Democrat Beto O'Rourke came up short in the Texas governor race, despite wins in Travis and Hays Counties. 

It was the third high-profile loss for O'Rourke who was making his third run for office in four years. He narrowly lost the U.S. Senate race in 2018 to Ted Cruz, and withdrew from the Democratic presidential primary in 2020.

O'Rourke held a watch party in his hometown of El Paso Tuesday night. He was always an underdog in the race for governor but many say he brought hope to Texans who are tired of Republican leadership.

"I have three children and I think that the gun laws that we have right now are not okay. My children’s lives are at stake. I’m nervous to send them to school and I shouldn’t have to feel like that," said El Paso resident Savannah Gibbons.

"He’s empowered so many people to vote and use their voice and be proud of where they’re from, and I know I am," said another El Paso resident Valeria Duenas.


Many supporters who have followed him throughout his political career were disappointed when Greg Abbott won his third term as governor.

O'Rourke spent much of his concession speech encouraging and thanking the crowd.

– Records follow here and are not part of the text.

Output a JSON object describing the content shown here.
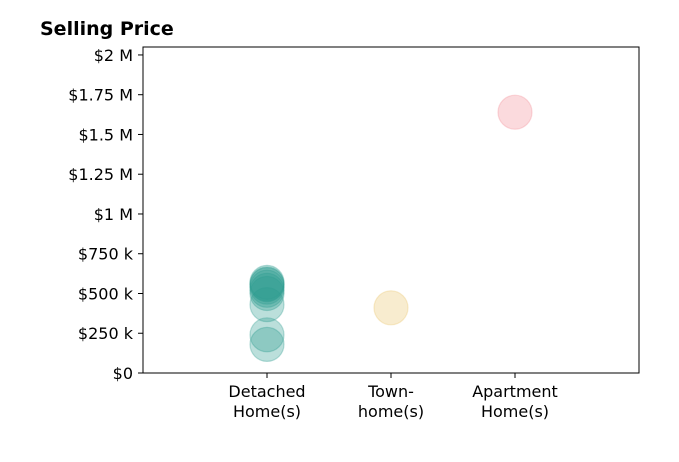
{
  "chart_data": {
    "type": "scatter",
    "title": "Selling Price",
    "xlabel": "",
    "ylabel": "",
    "categories": [
      "Detached\nHome(s)",
      "Town-\nhome(s)",
      "Apartment\nHome(s)"
    ],
    "xlim": [
      -1,
      3
    ],
    "ylim": [
      0,
      2050000
    ],
    "yticks": [
      {
        "value": 0,
        "label": "$0"
      },
      {
        "value": 250000,
        "label": "$250 k"
      },
      {
        "value": 500000,
        "label": "$500 k"
      },
      {
        "value": 750000,
        "label": "$750 k"
      },
      {
        "value": 1000000,
        "label": "$1 M"
      },
      {
        "value": 1250000,
        "label": "$1.25 M"
      },
      {
        "value": 1500000,
        "label": "$1.5 M"
      },
      {
        "value": 1750000,
        "label": "$1.75 M"
      },
      {
        "value": 2000000,
        "label": "$2 M"
      }
    ],
    "grid": false,
    "legend": "none",
    "series": [
      {
        "category": "Detached\nHome(s)",
        "color": "#2a9d8f",
        "values": [
          180000,
          240000,
          430000,
          500000,
          520000,
          540000,
          555000,
          560000,
          570000
        ]
      },
      {
        "category": "Town-\nhome(s)",
        "color": "#e9c46a",
        "values": [
          410000
        ]
      },
      {
        "category": "Apartment\nHome(s)",
        "color": "#f28b95",
        "values": [
          1640000
        ]
      }
    ]
  }
}
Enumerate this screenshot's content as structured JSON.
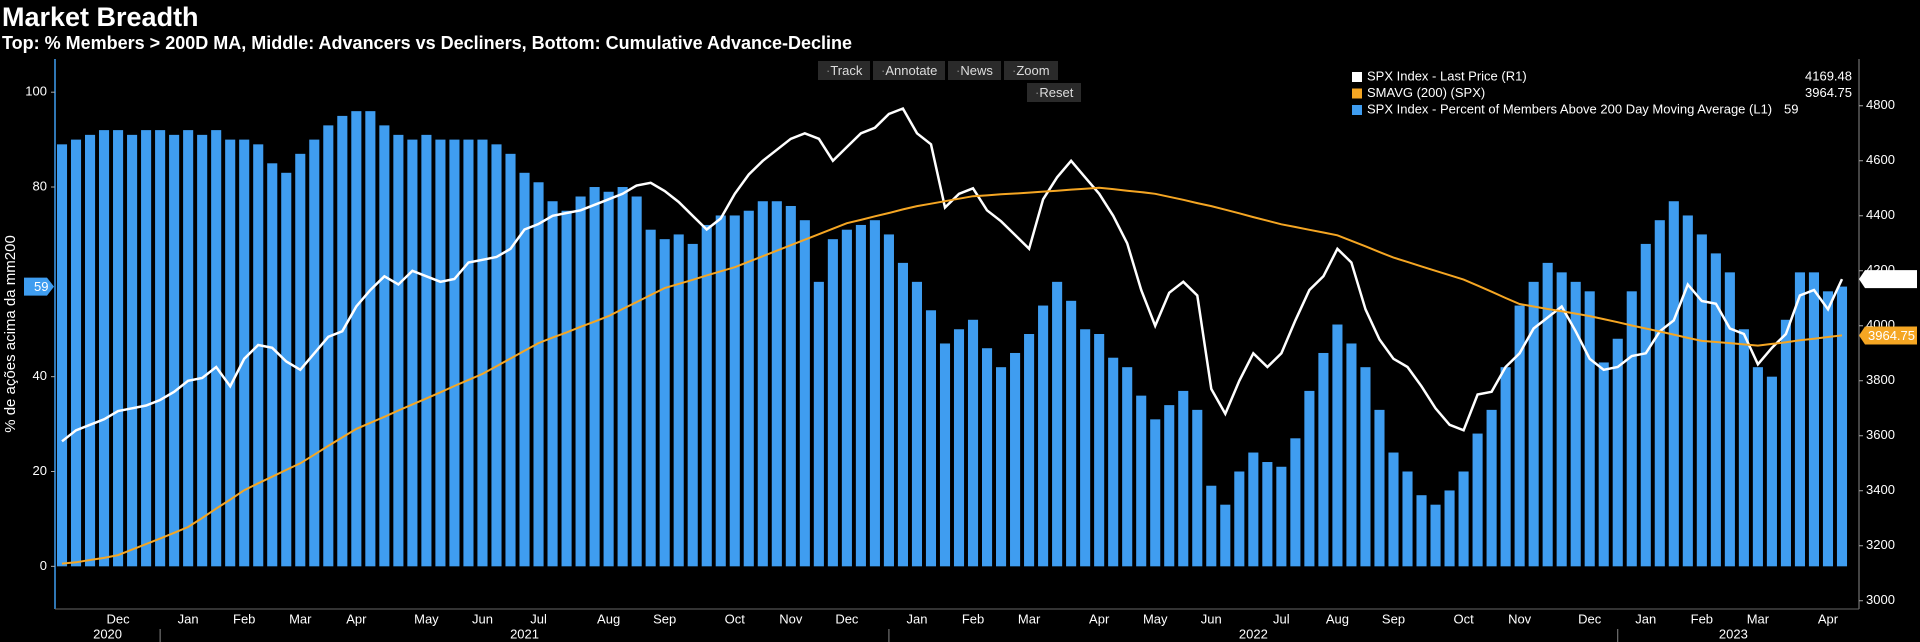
{
  "chart_data": {
    "type": "combo",
    "title": "Market Breadth",
    "subtitle": "Top: % Members > 200D MA, Middle: Advancers vs Decliners, Bottom: Cumulative Advance-Decline",
    "y_label": "% de ações acima da mm200",
    "categories": [
      null,
      null,
      null,
      null,
      "Dec",
      null,
      null,
      null,
      null,
      "Jan",
      null,
      null,
      null,
      "Feb",
      null,
      null,
      null,
      "Mar",
      null,
      null,
      null,
      "Apr",
      null,
      null,
      null,
      null,
      "May",
      null,
      null,
      null,
      "Jun",
      null,
      null,
      null,
      "Jul",
      null,
      null,
      null,
      null,
      "Aug",
      null,
      null,
      null,
      "Sep",
      null,
      null,
      null,
      null,
      "Oct",
      null,
      null,
      null,
      "Nov",
      null,
      null,
      null,
      "Dec",
      null,
      null,
      null,
      null,
      "Jan",
      null,
      null,
      null,
      "Feb",
      null,
      null,
      null,
      "Mar",
      null,
      null,
      null,
      null,
      "Apr",
      null,
      null,
      null,
      "May",
      null,
      null,
      null,
      "Jun",
      null,
      null,
      null,
      null,
      "Jul",
      null,
      null,
      null,
      "Aug",
      null,
      null,
      null,
      "Sep",
      null,
      null,
      null,
      null,
      "Oct",
      null,
      null,
      null,
      "Nov",
      null,
      null,
      null,
      null,
      "Dec",
      null,
      null,
      null,
      "Jan",
      null,
      null,
      null,
      "Feb",
      null,
      null,
      null,
      "Mar",
      null,
      null,
      null,
      null,
      "Apr",
      null
    ],
    "years": [
      "2020",
      "2021",
      "2022",
      "2023"
    ],
    "ylim": [
      -9,
      107
    ],
    "yticks": [
      0,
      20,
      40,
      80,
      100
    ],
    "y2lim": [
      2970,
      4970
    ],
    "y2ticks": [
      3000,
      3200,
      3400,
      3600,
      3800,
      4000,
      4200,
      4400,
      4600,
      4800
    ],
    "series": [
      {
        "name": "SPX Index - Last Price (R1)",
        "type": "line",
        "axis": "y2",
        "color": "#ffffff",
        "values": [
          3580,
          3620,
          3640,
          3660,
          3690,
          3700,
          3710,
          3730,
          3760,
          3800,
          3810,
          3850,
          3780,
          3880,
          3930,
          3920,
          3870,
          3840,
          3900,
          3960,
          3980,
          4070,
          4130,
          4180,
          4150,
          4200,
          4180,
          4160,
          4170,
          4230,
          4240,
          4250,
          4280,
          4350,
          4370,
          4400,
          4410,
          4420,
          4440,
          4460,
          4480,
          4510,
          4520,
          4490,
          4450,
          4400,
          4350,
          4390,
          4480,
          4550,
          4600,
          4640,
          4680,
          4700,
          4680,
          4600,
          4650,
          4700,
          4720,
          4770,
          4790,
          4700,
          4660,
          4430,
          4480,
          4500,
          4420,
          4380,
          4330,
          4280,
          4460,
          4540,
          4600,
          4540,
          4480,
          4400,
          4300,
          4130,
          4000,
          4120,
          4160,
          4110,
          3770,
          3680,
          3800,
          3900,
          3850,
          3900,
          4020,
          4130,
          4180,
          4280,
          4230,
          4060,
          3950,
          3880,
          3850,
          3780,
          3700,
          3640,
          3620,
          3750,
          3760,
          3850,
          3900,
          3990,
          4030,
          4070,
          3980,
          3880,
          3840,
          3850,
          3890,
          3900,
          3980,
          4020,
          4150,
          4090,
          4080,
          3990,
          3970,
          3860,
          3920,
          3970,
          4110,
          4130,
          4060,
          4169.48
        ]
      },
      {
        "name": "SMAVG (200) (SPX)",
        "type": "line",
        "axis": "y2",
        "color": "#f5a623",
        "values": [
          3135,
          3140,
          3148,
          3156,
          3166,
          3186,
          3206,
          3226,
          3247,
          3268,
          3301,
          3335,
          3368,
          3402,
          3427,
          3451,
          3476,
          3500,
          3531,
          3563,
          3594,
          3625,
          3647,
          3669,
          3692,
          3714,
          3736,
          3758,
          3781,
          3803,
          3825,
          3853,
          3881,
          3909,
          3937,
          3957,
          3976,
          3996,
          4015,
          4035,
          4061,
          4086,
          4112,
          4137,
          4152,
          4167,
          4183,
          4198,
          4213,
          4233,
          4253,
          4273,
          4293,
          4313,
          4333,
          4353,
          4373,
          4385,
          4398,
          4410,
          4423,
          4435,
          4444,
          4453,
          4462,
          4471,
          4474,
          4478,
          4481,
          4484,
          4488,
          4491,
          4495,
          4498,
          4502,
          4497,
          4491,
          4486,
          4480,
          4469,
          4458,
          4446,
          4435,
          4422,
          4409,
          4395,
          4382,
          4369,
          4359,
          4349,
          4339,
          4329,
          4309,
          4289,
          4268,
          4248,
          4232,
          4216,
          4200,
          4184,
          4168,
          4146,
          4124,
          4101,
          4079,
          4070,
          4061,
          4053,
          4044,
          4035,
          4024,
          4013,
          4001,
          3990,
          3979,
          3968,
          3956,
          3945,
          3941,
          3937,
          3932,
          3928,
          3934,
          3940,
          3947,
          3953,
          3959,
          3964.75
        ]
      },
      {
        "name": "SPX Index - Percent of Members Above 200 Day Moving Average (L1)",
        "type": "bar",
        "color": "#3f9df0",
        "values": [
          89,
          90,
          91,
          92,
          92,
          91,
          92,
          92,
          91,
          92,
          91,
          92,
          90,
          90,
          89,
          85,
          83,
          87,
          90,
          93,
          95,
          96,
          96,
          93,
          91,
          90,
          91,
          90,
          90,
          90,
          90,
          89,
          87,
          83,
          81,
          77,
          75,
          78,
          80,
          79,
          80,
          78,
          71,
          69,
          70,
          68,
          72,
          74,
          74,
          75,
          77,
          77,
          76,
          73,
          60,
          69,
          71,
          72,
          73,
          70,
          64,
          60,
          54,
          47,
          50,
          52,
          46,
          42,
          45,
          49,
          55,
          60,
          56,
          50,
          49,
          44,
          42,
          36,
          31,
          34,
          37,
          33,
          17,
          13,
          20,
          24,
          22,
          21,
          27,
          37,
          45,
          51,
          47,
          42,
          33,
          24,
          20,
          15,
          13,
          16,
          20,
          28,
          33,
          42,
          55,
          60,
          64,
          62,
          60,
          58,
          43,
          48,
          58,
          68,
          73,
          77,
          74,
          70,
          66,
          62,
          50,
          42,
          40,
          52,
          62,
          62,
          58,
          59
        ]
      }
    ]
  },
  "toolbar": [
    "Track",
    "Annotate",
    "News",
    "Zoom"
  ],
  "reset": "Reset"
}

He said, "At a time when we could be tempted to give in or to give up we all decided instead to give it our all and that’s what I think distinguishes us – everything we could possibly give to this we gave to this." 

He also hinted at continued work in the future, a sentiment echoed by his supporters.

"I’m going to continue to fight the good fight because I have future generations I’m raising that deserve to see that," Gibbons said.

"I'm feeling disappointed but at the end of the day I'm feeling empowered," Duenas added. "If we don’t turn Texas blue now, it’s going to be blue someday, and it’s going to be because of him."

In his speech, O'Rourke said he's not sure what his future holds, but he's not giving up.

"I don’t know what my role or yours will be going forward, but I’m in this fight for life. I’m in this with you."

The Texas gubernatorial race was one of the most expensive midterm races in the country.

Both candidates spent more than $100 million in the race.